Ирина охотно вложила свои пальчики в протянутую к ней ладонь. Стоило только рукам соприкоснуться, между ними словно пробежала искра.
Тёмные глаза Шаха оказались совсем близко. И, словно загипнотизированная, Ирина не могла оторвать от них взгляда.
– Что ты любишь больше всего? – его голос звучал словно прямо у неё в голове. – Что дарит твоей душе крылья? Заставляет чувствовать себя счастливой? В какие моменты ты чувствуешь,
– Я счастлива, когда рождается музыка. Когда я пою. Или играю.
– Сыграешь для меня?
– На чём?
С пальцев Шаха сорвался пучок огненного света, приводя в движение солнечные лучи. Это выглядело так, будто невидимый проектор спроецировал картину, поначалу бледную, нечёткую, дрожащую. Потом пылинки, танцуя в луче света, стали собираться, преображаться, соединяться между собой. Не прошло и минуты, как на изумрудно-яркой траве, в тени деревьев, похожих на ветвистые плакучие ивы, покрытые кремовыми цветами шиповника, стоял величавый рояль цвета слоновой кости с ослепительно-золотыми педалями.
– Сыграй для меня, – повторил Шах.
Ирина подошла к инструменту. Приподняв крышку рояля, заглянула в его гулкое нутро, обнаружив там вполне реальные натянутые струны.
Пальцы легко заскользили по клавишам – прохладным, упругим, но не твёрдым, а именно таким, как нужно, чтобы рукам было легко и приятно извлекать волшебные мелодии.
Музыка полилась, рождаясь вопреки солнечному свету и ярким цветам –прохладная, ясная, сдержанная лунная бетховенская соната.
Намёк на печаль, на страсть, на нежность, вот-вот готовых родиться в мир, заполнить его, навсегда остаться во плоти, но… так и оставшихся лишь призраком в ночи, дразнящим людские души.

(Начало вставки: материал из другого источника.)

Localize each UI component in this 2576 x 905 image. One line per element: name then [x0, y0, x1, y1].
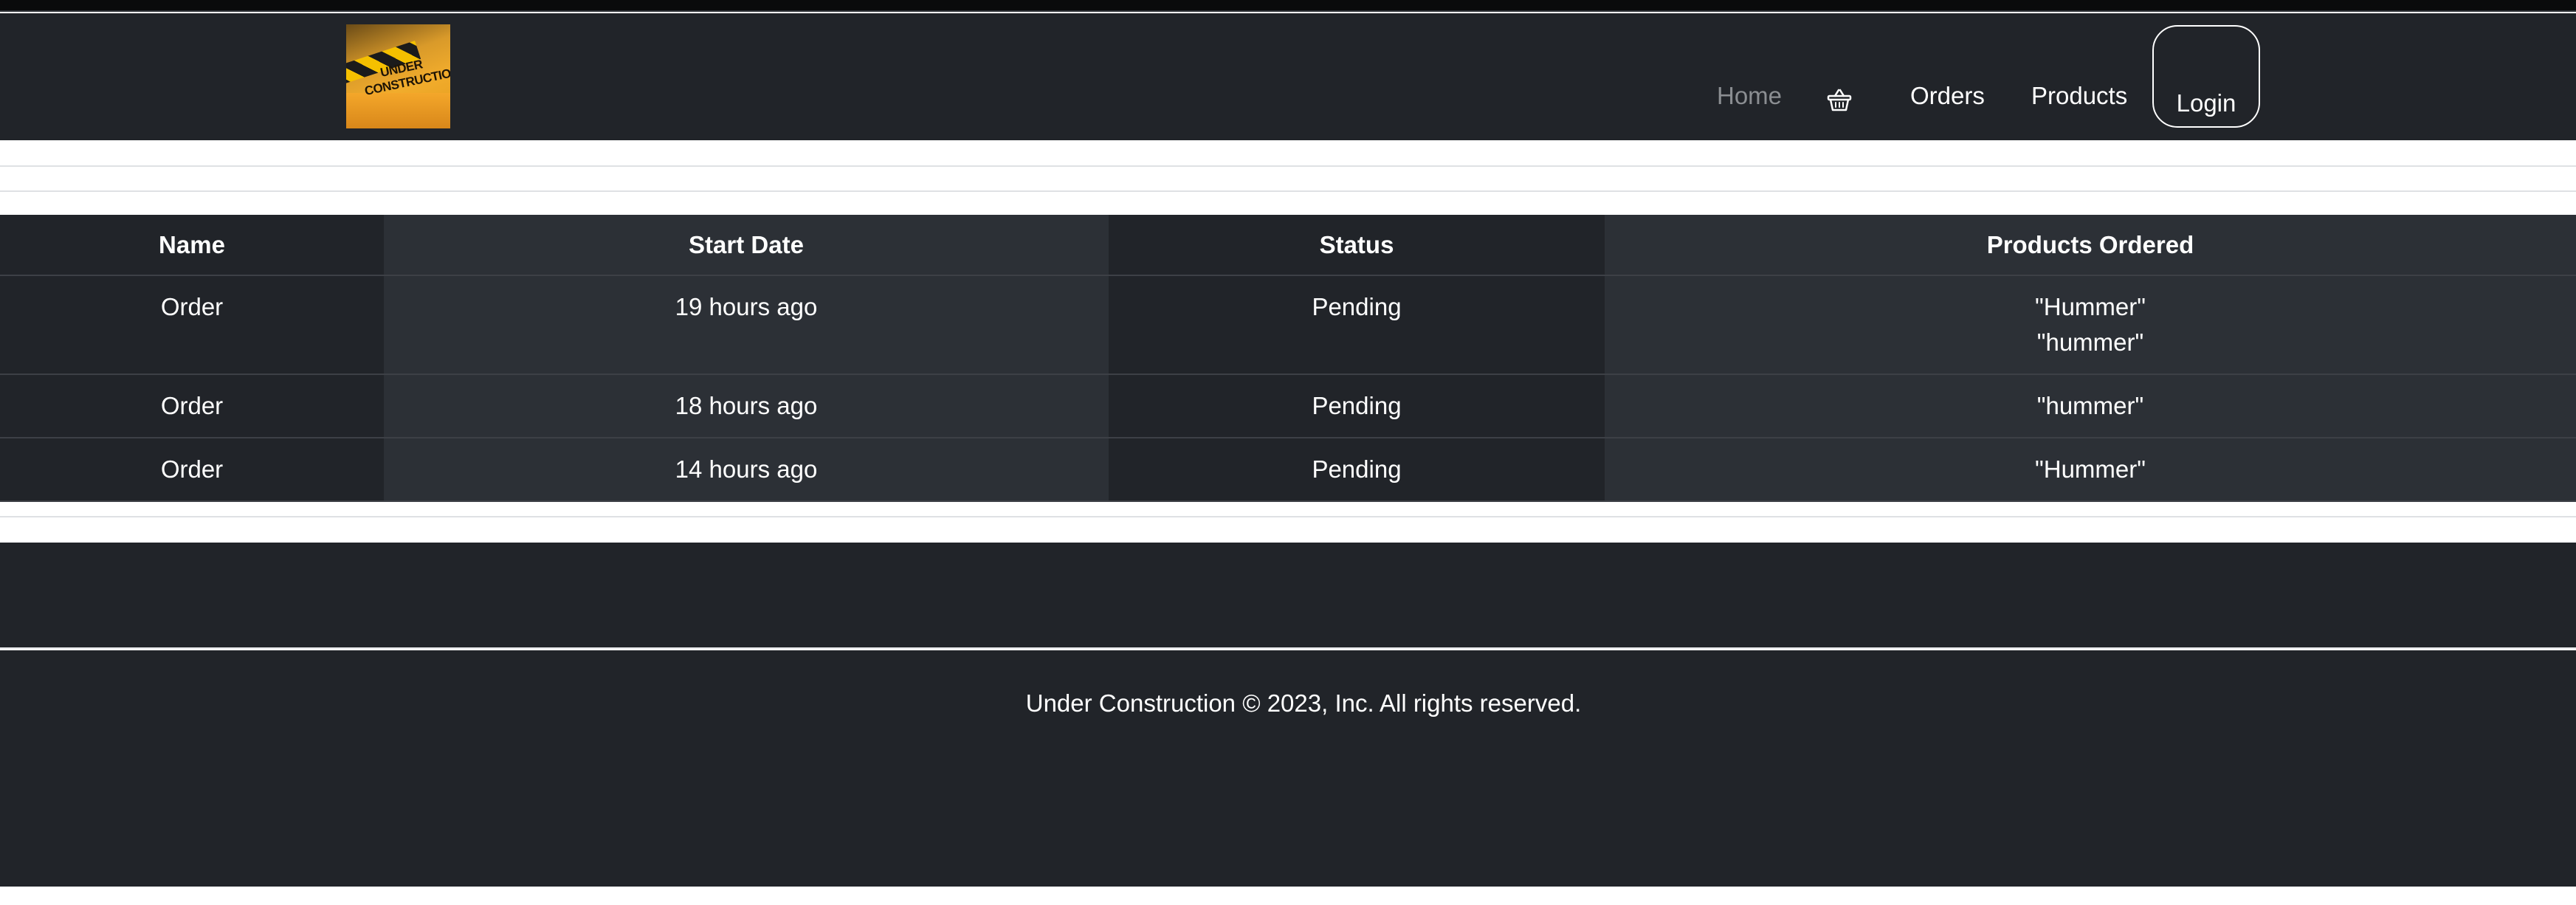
divider-line [0, 165, 2576, 167]
order-start-date-cell: 19 hours ago [384, 275, 1109, 375]
order-status-cell: Pending [1109, 374, 1605, 438]
navbar: UNDER CONSTRUCTION Home Orders Products … [0, 13, 2576, 140]
order-status-cell: Pending [1109, 438, 1605, 502]
footer-top-band [0, 543, 2576, 649]
nav-products-link[interactable]: Products [2031, 81, 2127, 111]
product-item: "Hummer" [2035, 293, 2146, 320]
footer-bottom-band: Under Construction © 2023, Inc. All righ… [0, 650, 2576, 887]
order-products-cell: "Hummer" "hummer" [1605, 275, 2576, 375]
brand-logo[interactable]: UNDER CONSTRUCTION [346, 24, 450, 128]
login-button[interactable]: Login [2152, 25, 2260, 128]
product-item: "hummer" [2036, 328, 2144, 356]
order-name-cell: Order [0, 275, 384, 375]
divider-line [0, 190, 2576, 192]
column-header-products-ordered: Products Ordered [1605, 215, 2576, 276]
column-header-status: Status [1109, 215, 1605, 276]
product-item: "Hummer" [2035, 455, 2146, 483]
copyright-text: Under Construction © 2023, Inc. All righ… [1025, 689, 1582, 717]
order-products-cell: "hummer" [1605, 374, 2576, 438]
order-name-cell: Order [0, 374, 384, 438]
orders-table: Name Start Date Status Products Ordered … [0, 215, 2576, 502]
nav-home-link[interactable]: Home [1717, 81, 1782, 111]
column-header-name: Name [0, 215, 384, 276]
order-start-date-cell: 18 hours ago [384, 374, 1109, 438]
order-status-cell: Pending [1109, 275, 1605, 375]
order-name-cell: Order [0, 438, 384, 502]
table-row: Order 14 hours ago Pending "Hummer" [0, 438, 2576, 502]
product-item: "hummer" [2036, 392, 2144, 419]
table-header-row: Name Start Date Status Products Ordered [0, 215, 2576, 276]
basket-icon[interactable] [1825, 86, 1854, 115]
order-products-cell: "Hummer" [1605, 438, 2576, 502]
table-row: Order 18 hours ago Pending "hummer" [0, 374, 2576, 438]
order-start-date-cell: 14 hours ago [384, 438, 1109, 502]
nav-orders-link[interactable]: Orders [1910, 81, 1985, 111]
table-row: Order 19 hours ago Pending "Hummer" "hum… [0, 275, 2576, 375]
logo-ground [346, 93, 450, 128]
column-header-start-date: Start Date [384, 215, 1109, 276]
divider-line [0, 516, 2576, 517]
top-strip [0, 0, 2576, 12]
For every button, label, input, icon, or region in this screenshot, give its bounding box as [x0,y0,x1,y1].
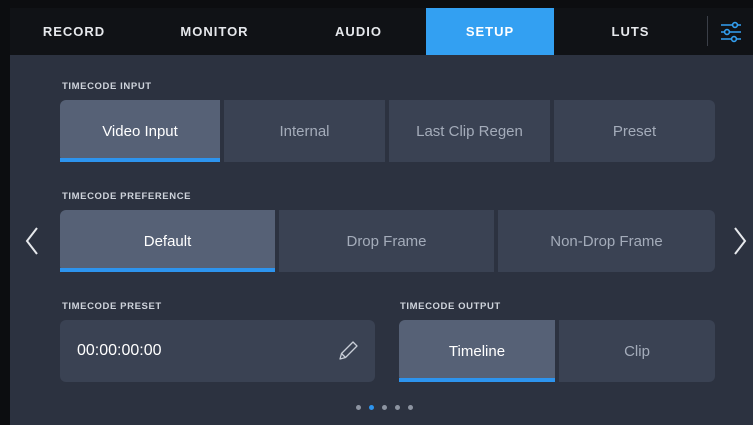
timecode-preset-label: TIMECODE PRESET [62,301,162,312]
menu-button[interactable] [708,8,753,55]
timecode-preset-value: 00:00:00:00 [77,342,162,359]
setup-screen: RECORD MONITOR AUDIO SETUP LUTS TIMECODE… [10,8,753,425]
page-indicator [356,405,421,410]
timecode-preference-selector: Default Drop Frame Non-Drop Frame [60,210,715,272]
option-label: Default [143,232,192,250]
timecode-preference-label: TIMECODE PREFERENCE [62,191,192,202]
chevron-right-icon[interactable] [732,226,748,256]
option-label: Video Input [102,122,178,140]
timecode-output-label: TIMECODE OUTPUT [400,301,501,312]
tab-setup[interactable]: SETUP [426,8,554,55]
option-label: Drop Frame [346,232,427,250]
timecode-input-label: TIMECODE INPUT [62,81,152,92]
timecode-output-selector: Timeline Clip [399,320,715,382]
option-drop-frame[interactable]: Drop Frame [279,210,494,272]
tab-record[interactable]: RECORD [10,8,138,55]
option-label: Timeline [448,342,506,360]
option-label: Non-Drop Frame [550,232,663,250]
selected-indicator [60,158,220,162]
timecode-input-selector: Video Input Internal Last Clip Regen Pre… [60,100,715,162]
option-timeline[interactable]: Timeline [399,320,555,382]
device-frame: RECORD MONITOR AUDIO SETUP LUTS TIMECODE… [0,0,753,425]
option-preset[interactable]: Preset [554,100,715,162]
option-video-input[interactable]: Video Input [60,100,220,162]
option-internal[interactable]: Internal [224,100,385,162]
option-label: Clip [624,342,650,360]
pencil-icon[interactable] [335,338,361,364]
sliders-icon [720,21,741,42]
selected-indicator [399,378,555,382]
option-label: Preset [612,122,657,140]
page-dot[interactable] [408,405,413,410]
option-default[interactable]: Default [60,210,275,272]
option-non-drop-frame[interactable]: Non-Drop Frame [498,210,715,272]
tab-audio[interactable]: AUDIO [291,8,426,55]
chevron-left-icon[interactable] [24,226,40,256]
tab-monitor[interactable]: MONITOR [138,8,291,55]
timecode-preset-field[interactable]: 00:00:00:00 [60,320,375,382]
page-dot[interactable] [382,405,387,410]
selected-indicator [60,268,275,272]
page-dot[interactable] [395,405,400,410]
tab-luts[interactable]: LUTS [554,8,707,55]
page-dot-current[interactable] [369,405,374,410]
page-dot[interactable] [356,405,361,410]
top-nav: RECORD MONITOR AUDIO SETUP LUTS [10,8,753,55]
option-label: Internal [279,122,330,140]
option-last-clip-regen[interactable]: Last Clip Regen [389,100,550,162]
option-label: Last Clip Regen [416,122,523,140]
option-clip[interactable]: Clip [559,320,715,382]
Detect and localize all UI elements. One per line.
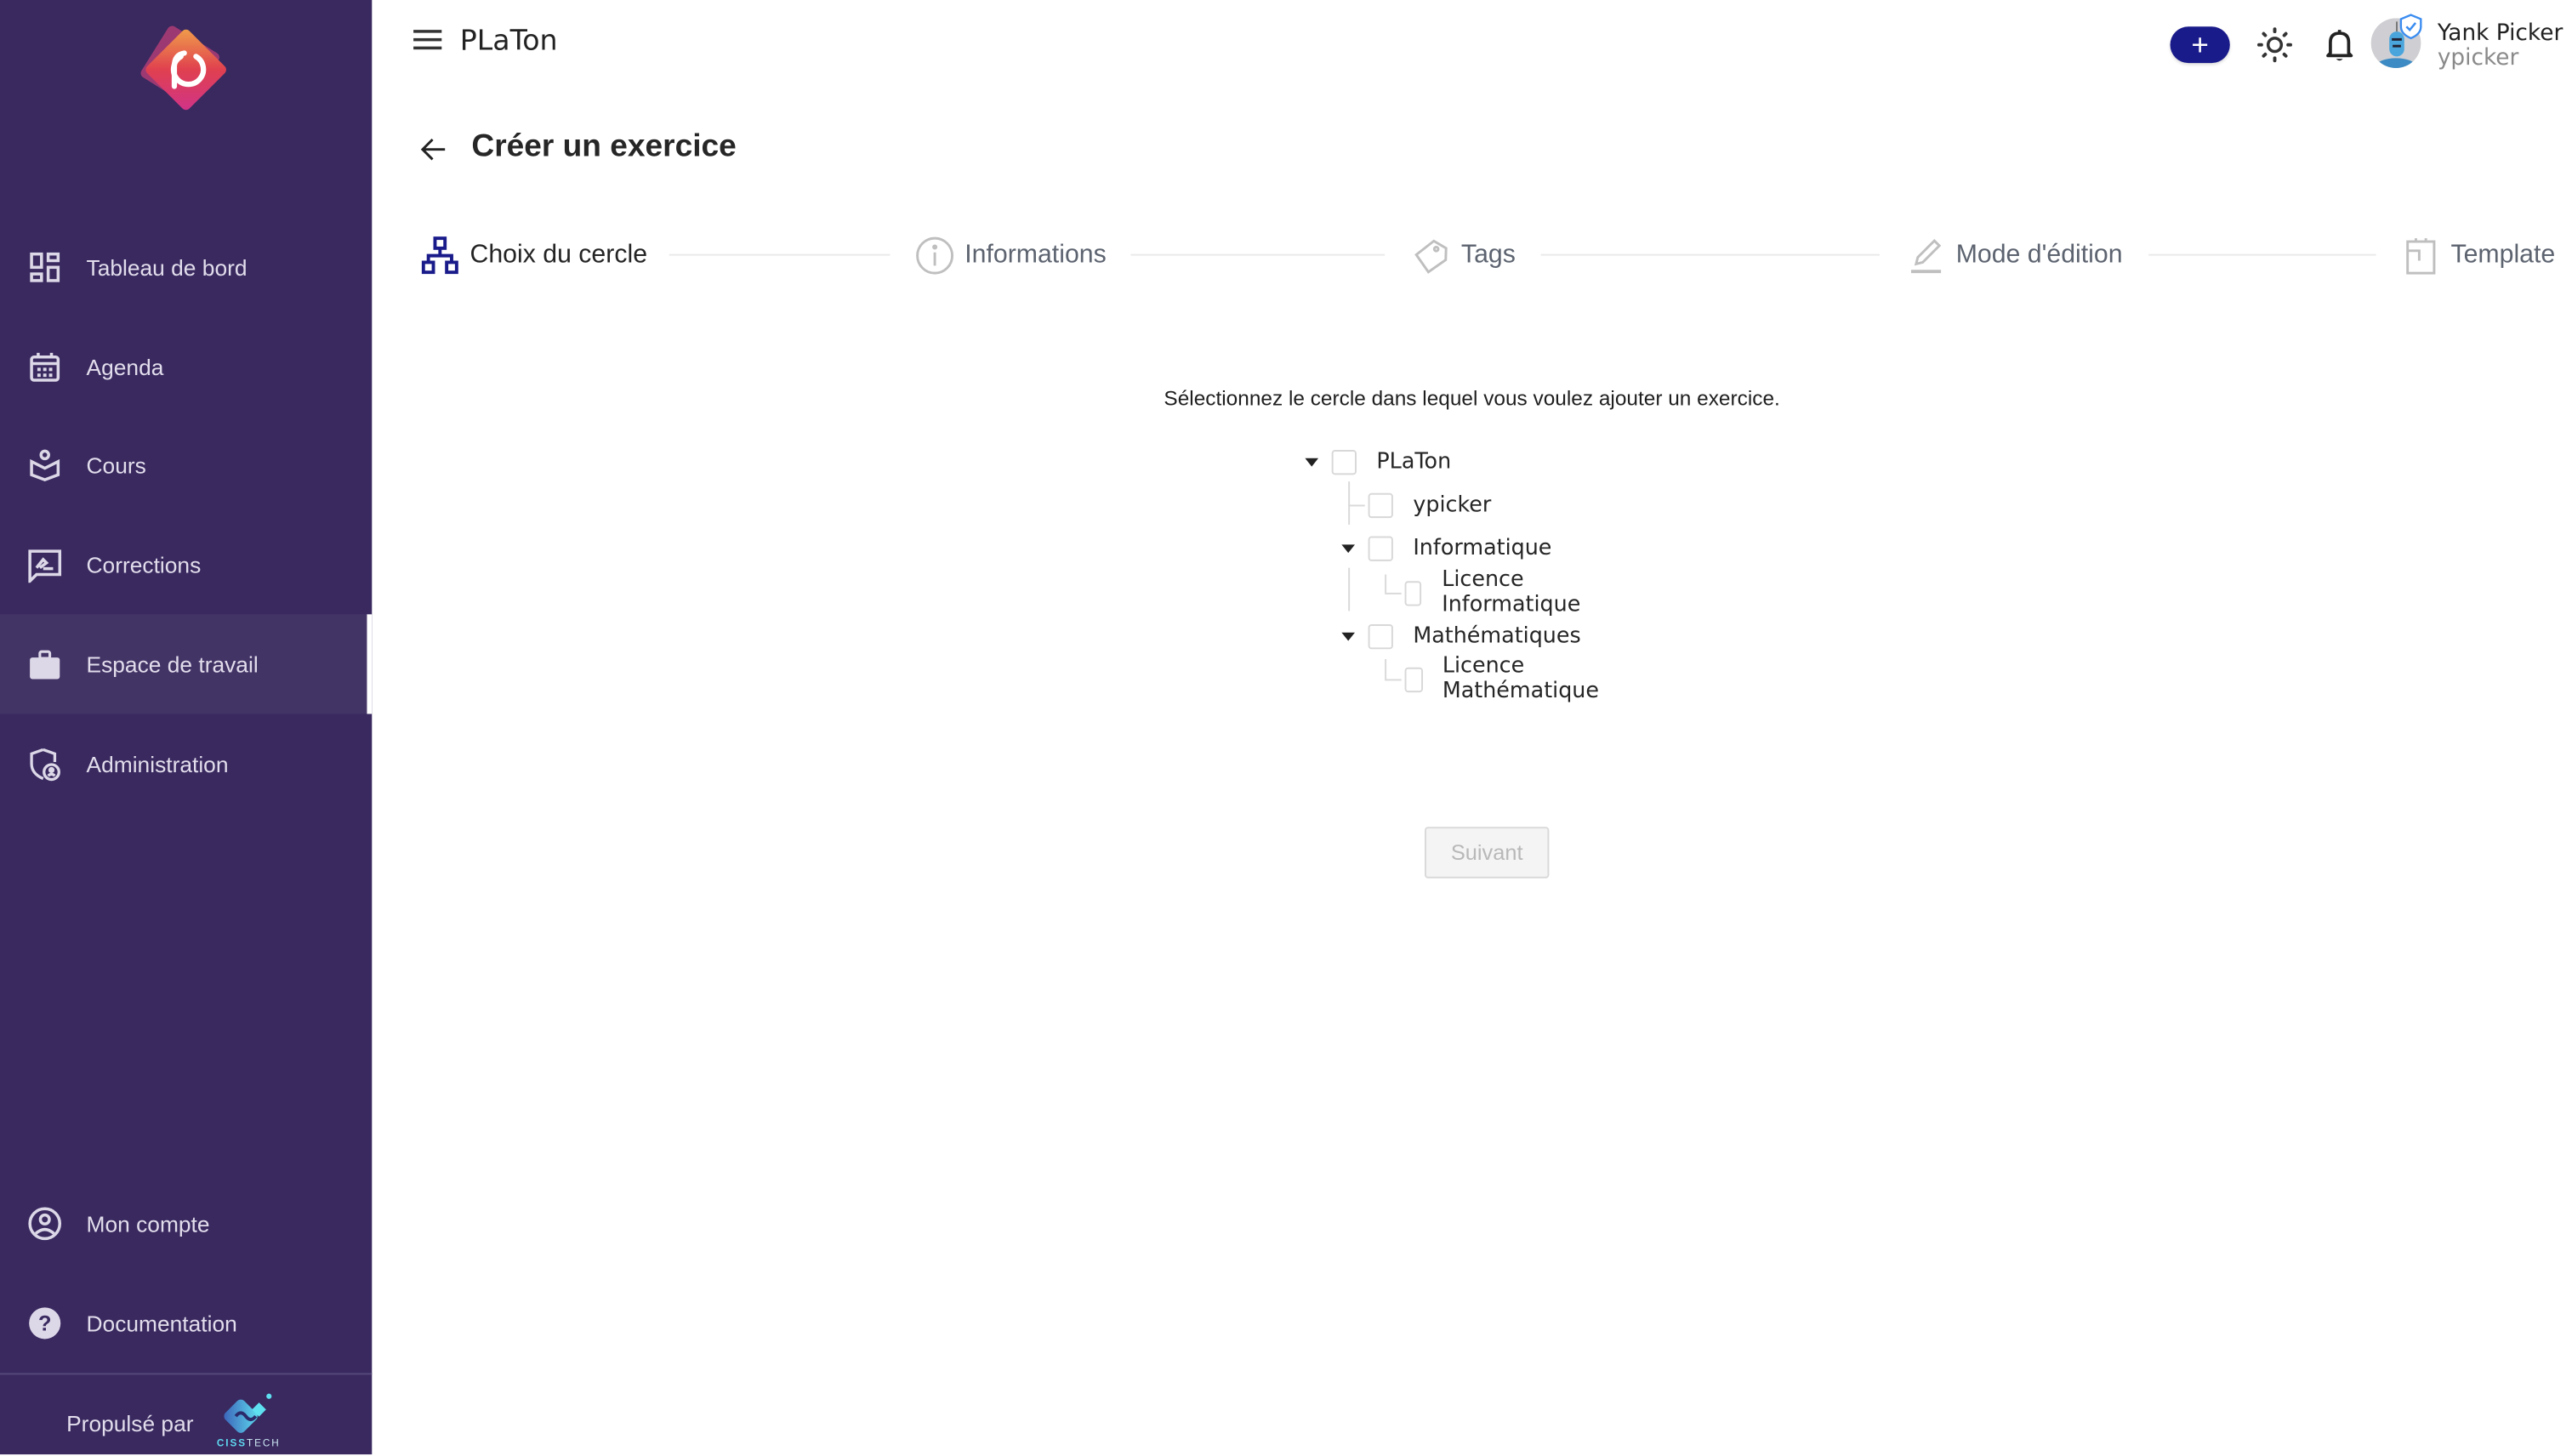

Человеческая неясная тоска о чём-то, чему мы и сами порой не можем дать определения. По совершенству? По ускользающей юности? Мечте? Так и не пришедшей любви? Смирение с тем, что мы смертны? Что память о нас развеется быстрее, чем отлетит дым от костра?
Человек как цветок, отцветает едва лишь набрав полноту сияния. Мир манит нас обещанием вечности, бессмертия и красоты, но обманывает, обрывая песню на полу звуке и это больно и грустно.
А лицо, запрокинутое вверх, к равнодушной, далёкой, недостижимой луне – что это: мольба или протест?
Вздох-выдох – и тишина…
Ирина опустила дрожащие от напряжения руки обратно на колени.
– Твоя музыка действительно прекрасна, – тихо сказал Шах. – Сыграй ещё, – попросил он.
– Одна из моих любимых, – представила Ирина. – Шопен.
Шопеновская страстность, в отличие от протестующей музыки Бетховена, напоена нежностью. Хрустальная сеть мелодичных звуков, прохладных, как струи дождя, накрыла поляну и – мир исчез.
Ирина оказалась в объятиях Шаха, бережно и твёрдо её поддерживающего.
На полу горели свечи, а за их дрожащим отсветом лился дождь, прозрачный, как глаза Флёр. В чёрных и страстных глазах Шаха сверкал золотой отблеск, словно на дне его зрачков тоже сияли свечи.
Ирина не понимала, где находится, но это было и неважно. Она кружилась вместе с Шахом Чадом, подчиняясь ведущей их обоих мелодии и чувствовала, как у неё растут крылья.
Знала, что в этот момент живёт точно не напрасно.
– Поцелуйте меня, – робко попросила она.
– Разве смею я целовать невесту Дракона-Хранителя? – подтрунивающе спросил он.